Histórias da bola na lembrança de um ex-goleiro

Francisco Dandão

Existe mais de uma versão sobre quem teria criado o Dia do Goleiro, cuja comemoração se dá nesta segunda-feira, 26 de abril. A mais aceita delas dá conta que foi idéia de dois professores da Escola de Educação Física do Exército brasileiro. No caso, o tenente Raul Carlesso e o capitão Reginaldo Pontes.

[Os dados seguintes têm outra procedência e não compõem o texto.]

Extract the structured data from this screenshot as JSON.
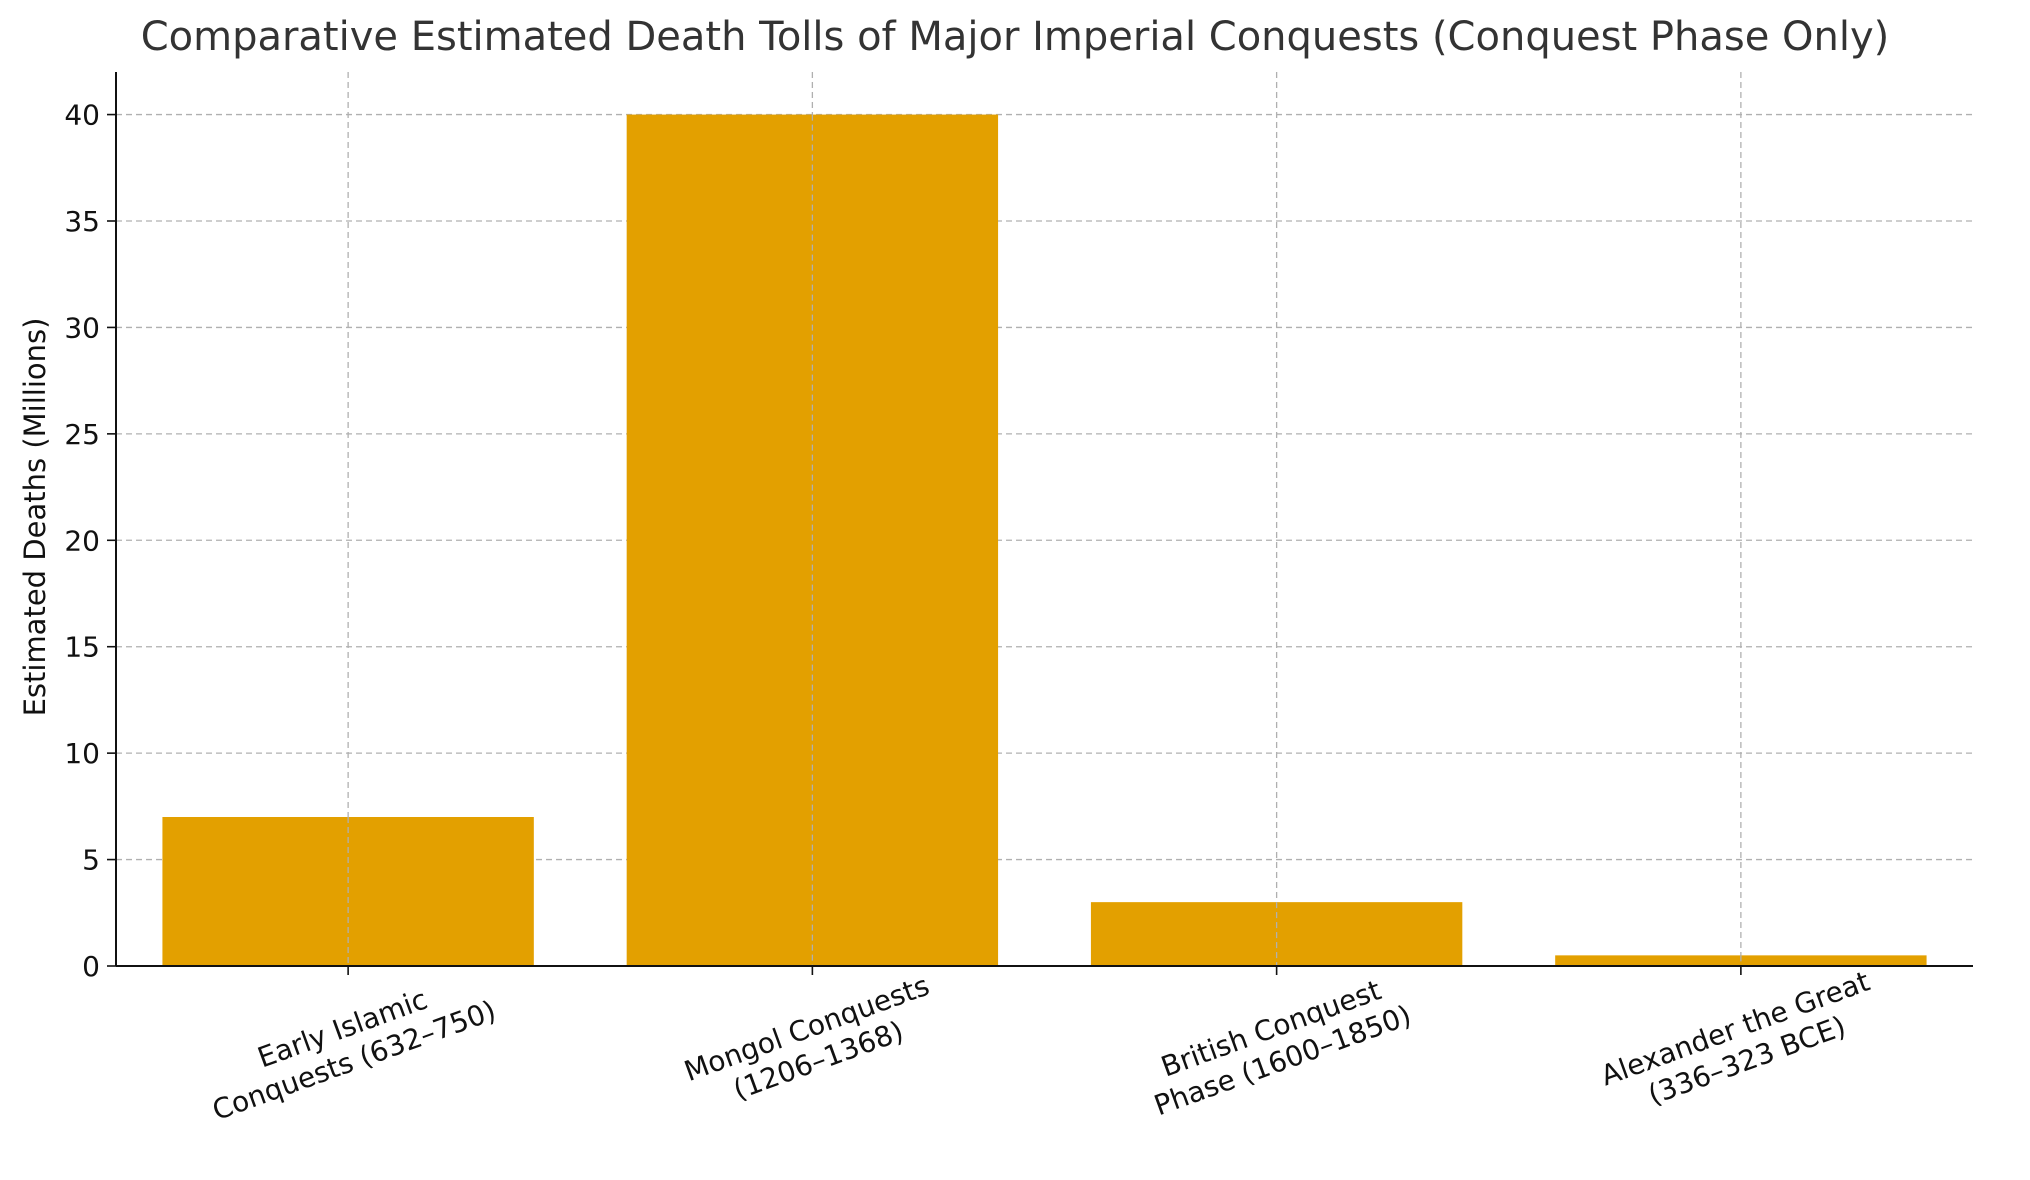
{
  "chart_data": {
    "type": "bar",
    "title": "Comparative Estimated Death Tolls of Major Imperial Conquests (Conquest Phase Only)",
    "xlabel": "",
    "ylabel": "Estimated Deaths (Millions)",
    "categories": [
      [
        "Early Islamic",
        "Conquests (632–750)"
      ],
      [
        "Mongol Conquests",
        "(1206–1368)"
      ],
      [
        "British Conquest",
        "Phase (1600–1850)"
      ],
      [
        "Alexander the Great",
        "(336–323 BCE)"
      ]
    ],
    "values": [
      7,
      40,
      3,
      0.5
    ],
    "ylim": [
      0,
      42
    ],
    "yticks": [
      0,
      5,
      10,
      15,
      20,
      25,
      30,
      35,
      40
    ],
    "grid": true,
    "bar_color": "#E3A000",
    "grid_color": "#b0b0b0"
  }
}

Isso, em meados dos anos de 1970, numa festa realizada no Rio de Janeiro, que reuniu jogadores e ex-jogadores da referida posição.

Pode-se dizer que um foi uma idéia deveras interessante, levando-se em conta que o goleiro é justamente o jogador mais suscetível à instabilidade do torcedor, que o aplaude delirantemente quando ele faz uma defesa milagrosa, mas também o vaia impiedosamente quando ele leva um gol numa bola considerada sem grandes dificuldades. O fio da navalha é a linha da vida e da morte por onde caminha o goleiro durante a sua carreira.

Depois de parar de jogar, salvo as exceções de praxe, o goleiro continua seu calvário, sendo mais rapidamente esquecido, tanto por torcedores quanto pela imprensa especializada. Isso quando não sofre para sempre o estigma de uma falha capital. Caso, por exemplo, do guarda-metas do Brasil na Copa de 1950, Moacir “Barbosa” Nascimento, eleito o maior culpado da derrota da equipe nacional para a seleção do Uruguai.

Pois foi nessas de esquecimento da mídia que eu e o amigo Façanha encontramos, em Sabará, um desses heróis do passado, quando da nossa ida ao congresso da Associação Brasileira de Cronistas Esportivos, em Minas Gerais, em março de 2010. Djair, à época com 71 anos, carioca que migrou para Belo Horizonte no início dos anos 60, e que acabou fazendo história no futebol mineiro, sagrando-se campeão estadual em 1964, pelo Siderúrgica.

Baixinho (1,68m), grandes óculos escuros escondendo os olhos, Djair marca ponto quase todos os dias no Bar Ratoeira, perto da Praça Santa Rita, onde meia dúzia de amigos, sentados numa mesa de plástico, invariavelmente repleta de cervejas, pedem que ele conte novamente alguma das histórias do seu tempo. O velho ídolo sorri. Sabe-se lá quantas vezes já contou a mesma história. Não importa, ele vive tudo outra vez.

“Nós tínhamos um time sensacional. Não tinha nada para o Cruzeiro nem para o Atlético”, diz Djair para os dois curiosos acreanos. “Pena que naquele tempo os salários eram muito baixos. Dois ou três salários mínimos, mais ou menos. Ninguém ganhava essa fortuna que se ganha hoje. Tanto que depois que eu parei, fui tentar a vida nos Estados Unidos. Fiquei cerca de dez anos por lá. Mas não aguentei a saudade”, explica.

O time campeão de 1964? Djair escala como se a decisão tivesse acontecido na semana passada. “Eu; Chiquito, Zé Luis, Dawson e Geraldino; Edson e Paulista; Ernani, Silvestre, Noventa e Tião Cavadinha. O técnico era o Iustrich. Nós metemos 3 a 1 no América. Um show de bola. Foi uma festa aqui em Sabará. Fomos os últimos Campeões mineiros antes da construção do Mineirão. Depois, sem patrocínio, o time se acabou”.

Poderíamos passar horas ouvindo as histórias desse ex-goleiro, que vive hoje com um salário de funcionário público municipal aposentado. Mas tínhamos que pegar um avião nas lonjuras de Confins. Saímos do Ratoeira acompanhados pela voz da Alcione, que fluía de uma vitrola nos fundos do bar: “Não satisfeito, esse meu coração explode no peito… Falta alguém pra me tirar do chão… Alguém pra ser a dona da minha razão…”.

A dona da razão do ex-goleiro Djair, último campeão mineiro antes da era Mineirão, um dia foi a bola. Hoje é a sua própria memória!